Investment scenario framework: how to model returns

Use a three-layer model: legal certainty, market share capture, and price/margin trajectory.

1) Legal certainty layer (the “entry timing” engine)

Track:

  • patent status in target markets,
  • injunction likelihood and litigation pace,
  • generic approval pipeline signaling.

2) Market share capture layer (the “win contracting” engine)

Model:

  • hospital tender probability and lead time,
  • incumbent displacement sensitivity,
  • supply constraints and acceptance barriers.

3) Price and margin trajectory layer (the “unit economics” engine)

Model:

  • initial net price vs tender discounts,
  • post-generic price decline slope by market and pack size,
  • procurement contract duration and rebate structure.

What is the practical business conclusion for cilastatin sodium + imipenem?

  • If exclusivity is still meaningful in key jurisdictions: the asset fits an event-driven investment stance tied to litigation outcomes and generic entry timing.
  • If exclusivity is largely exhausted: returns depend on operational excellence (supply, compliance, manufacturing cost) and commercial execution in procurement cycles rather than on patent-driven pricing power.
  • Therapeutic durability is anchored to stewardship-controlled inpatient use and the need for carbapenem-grade coverage in serious infections, but resistance patterns and class substitution cap upside.

Key Takeaways

  • Imipenem/cilastatin is a mature, stewardship-driven inpatient carbapenem combination where demand tracks severe infection caseload and susceptibility patterns.
  • Investment value primarily hinges on legal entry timing (if enforceable patents remain) and contracting execution in hospital procurement.
  • Core risks are generic price erosion, carbapenem resistance mismatch, and substitution by other β-lactams/carbapenems.
  • Upside is most realistic through market-specific tender wins, secondary patent enforceability, and supply reliability that preserves hospital acceptance.

FAQs

1) Is cilastatin sodium an independent revenue driver?

No.
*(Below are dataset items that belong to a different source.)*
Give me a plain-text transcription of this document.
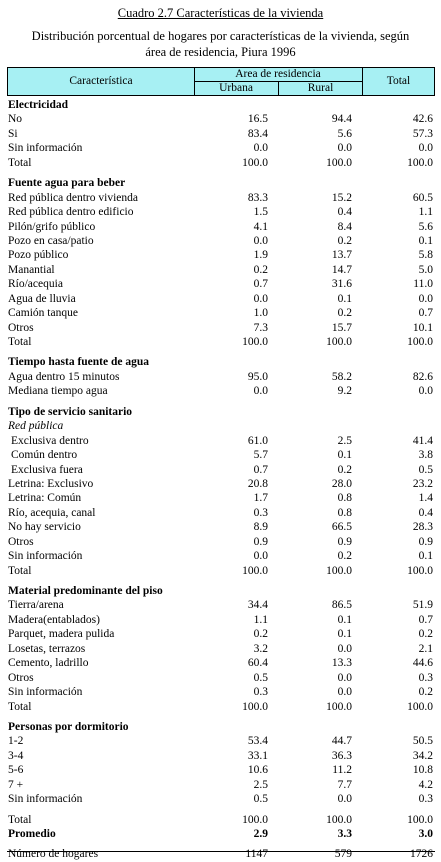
Cuadro 2.7 Características de la vivienda
Distribución porcentual de hogares por características de la vivienda, según
área de residencia, Piura 1996
Característica
Area de residencia
Urbana	Rural
Total
Electricidad
No	16.5	94.4	42.6
Si	83.4	5.6	57.3
Sin información	0.0	0.0	0.0
Total	100.0	100.0	100.0
Fuente agua para beber
Red pública dentro vivienda	83.3	15.2	60.5
Red pública dentro edificio	1.5	0.4	1.1
Pilón/grifo público	4.1	8.4	5.6
Pozo en casa/patio	0.0	0.2	0.1
Pozo público	1.9	13.7	5.8
Manantial	0.2	14.7	5.0
Río/acequia	0.7	31.6	11.0
Agua de lluvia	0.0	0.1	0.0
Camión tanque	1.0	0.2	0.7
Otros	7.3	15.7	10.1
Total	100.0	100.0	100.0
Tiempo hasta fuente de agua
Agua dentro 15 minutos	95.0	58.2	82.6
Mediana tiempo agua	0.0	9.2	0.0
Tipo de servicio sanitario
Red pública
Exclusiva dentro	61.0	2.5	41.4
Común dentro	5.7	0.1	3.8
Exclusiva fuera	0.7	0.2	0.5
Letrina: Exclusivo	20.8	28.0	23.2
Letrina: Común	1.7	0.8	1.4
Río, acequia, canal	0.3	0.8	0.4
No hay servicio	8.9	66.5	28.3
Otros	0.9	0.9	0.9
Sin información	0.0	0.2	0.1
Total	100.0	100.0	100.0
Material predominante del piso
Tierra/arena	34.4	86.5	51.9
Madera(entablados)	1.1	0.1	0.7
Parquet, madera pulida	0.2	0.1	0.2
Losetas, terrazos	3.2	0.0	2.1
Cemento, ladrillo	60.4	13.3	44.6
Otros	0.5	0.0	0.3
Sin información	0.3	0.0	0.2
Total	100.0	100.0	100.0
Personas por dormitorio
1-2	53.4	44.7	50.5
3-4	33.1	36.3	34.2
5-6	10.6	11.2	10.8
7 +	2.5	7.7	4.2
Sin información	0.5	0.0	0.3
Total	100.0	100.0	100.0
Promedio	2.9	3.3	3.0
Número de hogares	1147	579	1726
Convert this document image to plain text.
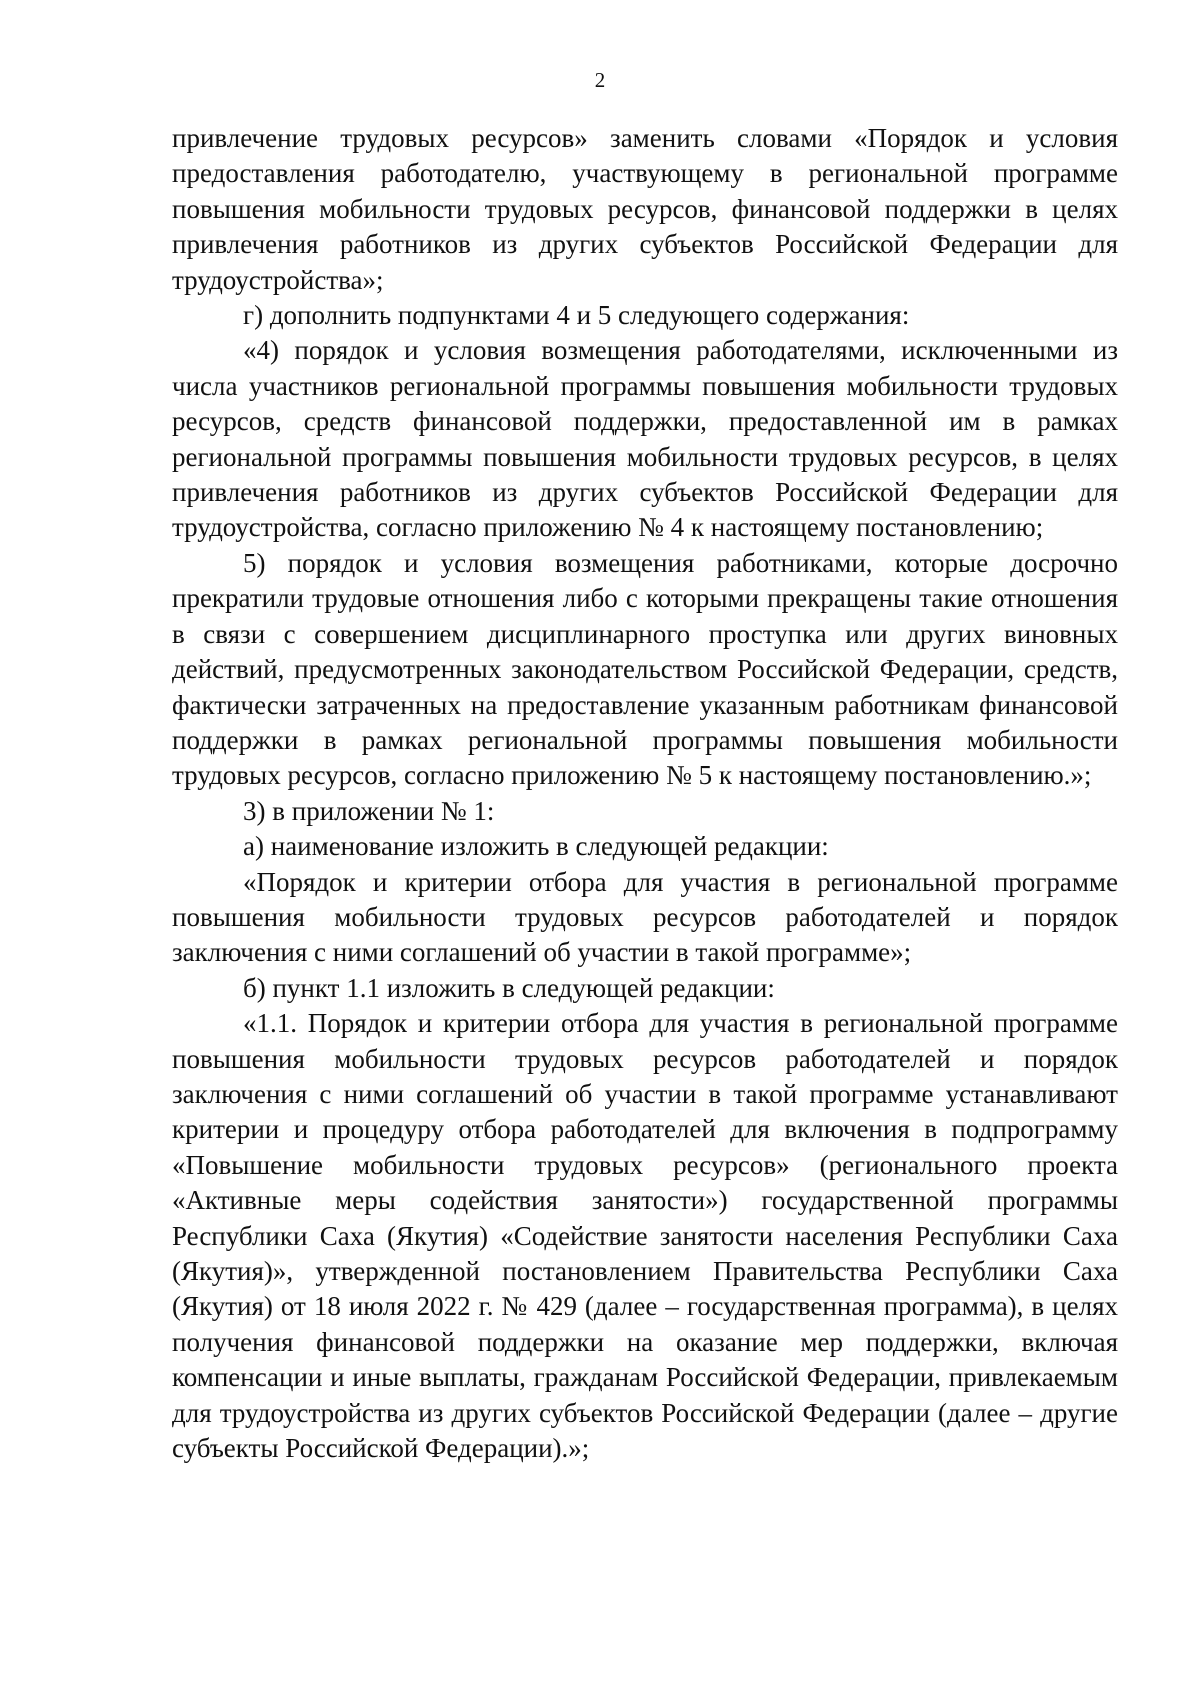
2

привлечение трудовых ресурсов» заменить словами «Порядок и условия предоставления работодателю, участвующему в региональной программе повышения мобильности трудовых ресурсов, финансовой поддержки в целях привлечения работников из других субъектов Российской Федерации для трудоустройства»;

г) дополнить подпунктами 4 и 5 следующего содержания:

«4) порядок и условия возмещения работодателями, исключенными из числа участников региональной программы повышения мобильности трудовых ресурсов, средств финансовой поддержки, предоставленной им в рамках региональной программы повышения мобильности трудовых ресурсов, в целях привлечения работников из других субъектов Российской Федерации для трудоустройства, согласно приложению № 4 к настоящему постановлению;

5) порядок и условия возмещения работниками, которые досрочно прекратили трудовые отношения либо с которыми прекращены такие отношения в связи с совершением дисциплинарного проступка или других виновных действий, предусмотренных законодательством Российской Федерации, средств, фактически затраченных на предоставление указанным работникам финансовой поддержки в рамках региональной программы повышения мобильности трудовых ресурсов, согласно приложению № 5 к настоящему постановлению.»;

3) в приложении № 1:

а) наименование изложить в следующей редакции:

«Порядок и критерии отбора для участия в региональной программе повышения мобильности трудовых ресурсов работодателей и порядок заключения с ними соглашений об участии в такой программе»;

б) пункт 1.1 изложить в следующей редакции:

«1.1. Порядок и критерии отбора для участия в региональной программе повышения мобильности трудовых ресурсов работодателей и порядок заключения с ними соглашений об участии в такой программе устанавливают критерии и процедуру отбора работодателей для включения в подпрограмму «Повышение мобильности трудовых ресурсов» (регионального проекта «Активные меры содействия занятости») государственной программы Республики Саха (Якутия) «Содействие занятости населения Республики Саха (Якутия)», утвержденной постановлением Правительства Республики Саха (Якутия) от 18 июля 2022 г. № 429 (далее – государственная программа), в целях получения финансовой поддержки на оказание мер поддержки, включая компенсации и иные выплаты, гражданам Российской Федерации, привлекаемым для трудоустройства из других субъектов Российской Федерации (далее – другие субъекты Российской Федерации).»;
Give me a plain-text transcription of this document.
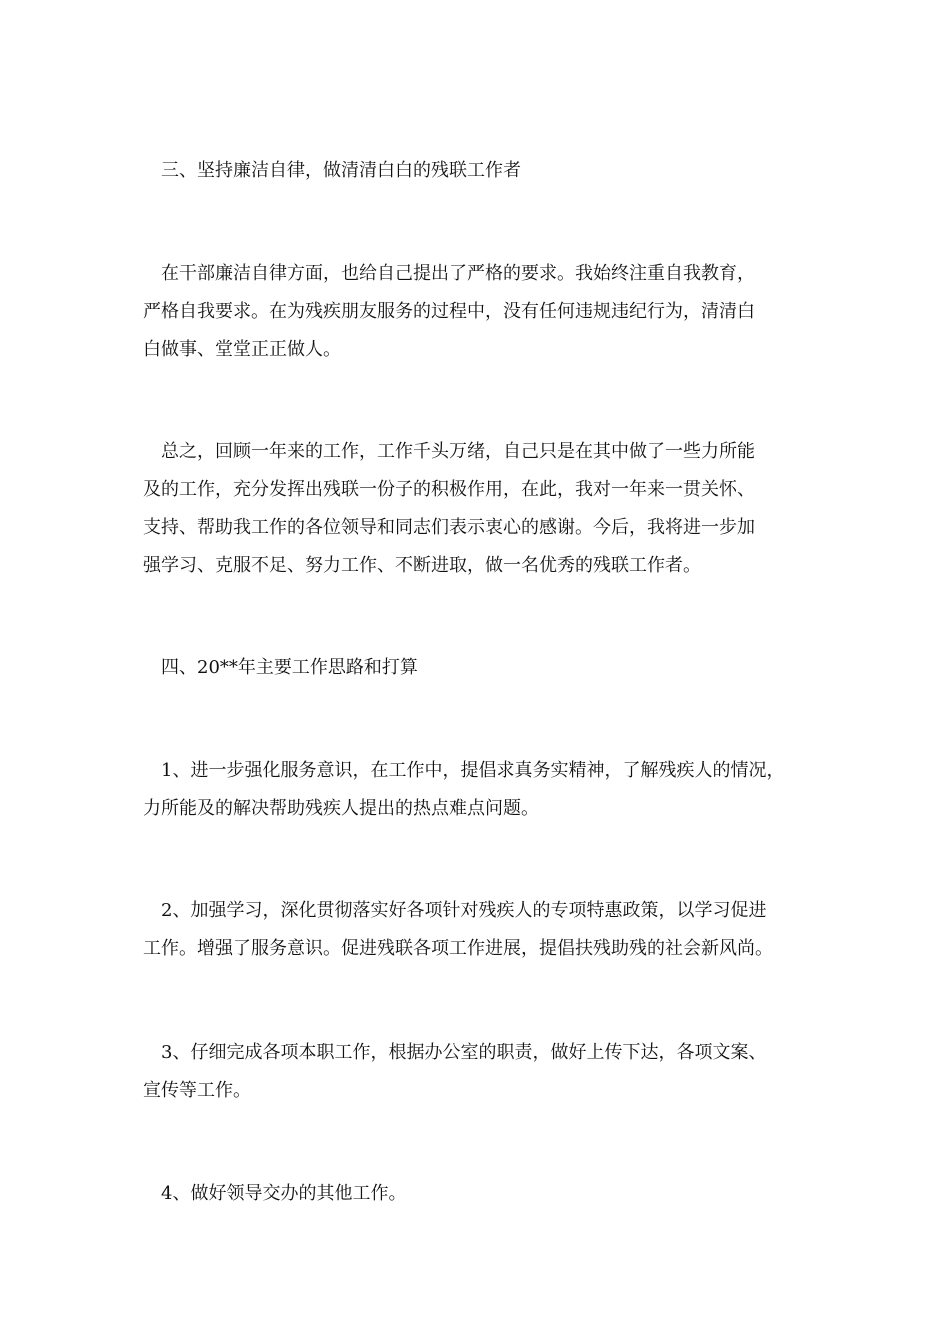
　三、坚持廉洁自律，做清清白白的残联工作者
　在干部廉洁自律方面，也给自己提出了严格的要求。我始终注重自我教育，
严格自我要求。在为残疾朋友服务的过程中，没有任何违规违纪行为，清清白
白做事、堂堂正正做人。
　总之，回顾一年来的工作，工作千头万绪，自己只是在其中做了一些力所能
及的工作，充分发挥出残联一份子的积极作用，在此，我对一年来一贯关怀、
支持、帮助我工作的各位领导和同志们表示衷心的感谢。今后，我将进一步加
强学习、克服不足、努力工作、不断进取，做一名优秀的残联工作者。
　四、20**年主要工作思路和打算
　1、进一步强化服务意识，在工作中，提倡求真务实精神，了解残疾人的情况，
力所能及的解决帮助残疾人提出的热点难点问题。
　2、加强学习，深化贯彻落实好各项针对残疾人的专项特惠政策，以学习促进
工作。增强了服务意识。促进残联各项工作进展，提倡扶残助残的社会新风尚。
　3、仔细完成各项本职工作，根据办公室的职责，做好上传下达，各项文案、
宣传等工作。
　4、做好领导交办的其他工作。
It monetizes as part of the imipenem/cilastatin combination in fixed-dose antibacterial therapy.

2) What determines hospital utilization of imipenem/cilastatin?

Susceptibility testing results, infection severity, and local antimicrobial stewardship protocols.

3) What typically pressures prices for mature antibacterials like this?

Authorized generics and full generics after exclusivity windows close, combined with tender-driven lowest acquisition cost selection.

4) Does resistance to carbapenems eliminate the market?

It reduces eligible patient populations where CRE or carbapenemases predominate, but imipenem/cilastatin can still retain use where susceptibility exists.

5) Where can investors find the biggest catalysts?

Patent enforcement events (where relevant) and procurement contract cycles that determine share and net pricing in major hospital networks.


References (APA)

[1] FDA. (n.d.). Imipenem and cilastatin prescribing information. U.S. Food and Drug Administration.
[2] EMA. (n.d.). Imipenem/cilastatin (various presentations): assessment and EPAR documents. European Medicines Agency.
[3] WHO. (2023). Global antimicrobial resistance surveillance system (GLASS) report. World Health Organization.